Tornado no Paraná mata seis, deixa centenas de feridos e reacende debate sobre mudança climática

Publicado em 09/11/25 às 07:43

Um tornado de intensidade incomum atingiu na noite de sexta-feira (7) o município de Rio Bonito do Iguaçu, no interior do Paraná, deixando ao menos seis mortos, mais de 700 feridos e centenas de casas destruídas. O fenômeno, classificado pelo Simepar como um tornado com ventos entre 180 km/h e 250 km/h, surpreendeu os moradores da região e reforçou as discussões sobre a influência das mudanças climáticas na intensificação de eventos meteorológicos extremos no Brasil.

Visão aérea do município de Rio Bonito do Iguaçu, no Paraná, após tornado / Imagem: Jonathan Campos/Agência de Notícias do Paraná

A Defesa Civil estadual foi mobilizada nas primeiras horas da manhã de sábado, junto com o Corpo de Bombeiros e equipes da esfera federal, para atendimento às vítimas e remoção de escombros. Segundo informações do governo estadual, cerca de mil pessoas ficaram desalojadas e os danos materiais incluem telhados arrancados, postes derrubados e veículos arremessados pela força dos ventos. O governador do Paraná, Ratinho Júnior (PSD), decretou três dias de luto oficial e afirmou que o estado prestará apoio integral à população atingida.

A tempestade severa foi gerada por uma supercélula, estrutura atmosférica com potencial para provocar tornados e granizo.
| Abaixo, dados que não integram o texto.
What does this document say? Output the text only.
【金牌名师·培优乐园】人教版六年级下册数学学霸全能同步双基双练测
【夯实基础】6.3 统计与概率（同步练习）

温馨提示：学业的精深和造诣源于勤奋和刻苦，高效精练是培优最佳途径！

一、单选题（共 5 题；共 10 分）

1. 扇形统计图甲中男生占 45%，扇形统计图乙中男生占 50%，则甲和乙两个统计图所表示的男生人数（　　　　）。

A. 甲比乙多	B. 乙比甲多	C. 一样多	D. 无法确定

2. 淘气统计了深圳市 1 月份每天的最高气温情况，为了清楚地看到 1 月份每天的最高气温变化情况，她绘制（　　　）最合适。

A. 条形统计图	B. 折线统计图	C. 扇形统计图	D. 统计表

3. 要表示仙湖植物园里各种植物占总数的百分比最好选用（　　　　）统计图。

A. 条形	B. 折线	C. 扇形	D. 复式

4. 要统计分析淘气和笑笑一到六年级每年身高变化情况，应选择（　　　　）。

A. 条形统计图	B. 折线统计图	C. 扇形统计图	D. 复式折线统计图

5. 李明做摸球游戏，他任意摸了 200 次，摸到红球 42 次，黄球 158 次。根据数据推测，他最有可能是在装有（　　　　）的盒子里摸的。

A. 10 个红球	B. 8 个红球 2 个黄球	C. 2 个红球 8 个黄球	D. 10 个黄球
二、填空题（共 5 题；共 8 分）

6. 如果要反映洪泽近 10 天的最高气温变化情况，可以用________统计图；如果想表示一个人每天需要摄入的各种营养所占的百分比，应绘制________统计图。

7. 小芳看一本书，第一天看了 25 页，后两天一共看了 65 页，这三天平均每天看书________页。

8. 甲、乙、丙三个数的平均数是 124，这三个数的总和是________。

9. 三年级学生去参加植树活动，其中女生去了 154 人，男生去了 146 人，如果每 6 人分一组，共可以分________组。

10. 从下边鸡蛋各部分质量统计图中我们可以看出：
A formação desse tipo de sistema convectivo está associada à presença de alta instabilidade atmosférica, aliada ao cisalhamento dos ventos — condição que favorece a rotação das correntes de ar. O fenômeno, segundo especialistas, está longe de ser isolado e se insere num contexto de aumento da frequência e da intensidade de eventos extremos na região Sul do país.

Meteorologistas afirmam que, embora não seja possível afirmar que o tornado foi causado diretamente pelo aquecimento global, os efeitos das mudanças climáticas contribuem para criar condições mais favoráveis à ocorrência de episódios como esse. Estudos recentes indicam que o aumento da temperatura média do planeta intensifica a umidade atmosférica e, com isso, amplia a energia disponível para tempestades severas. Essa combinação pode tornar tornados mais prováveis ou mais violentos.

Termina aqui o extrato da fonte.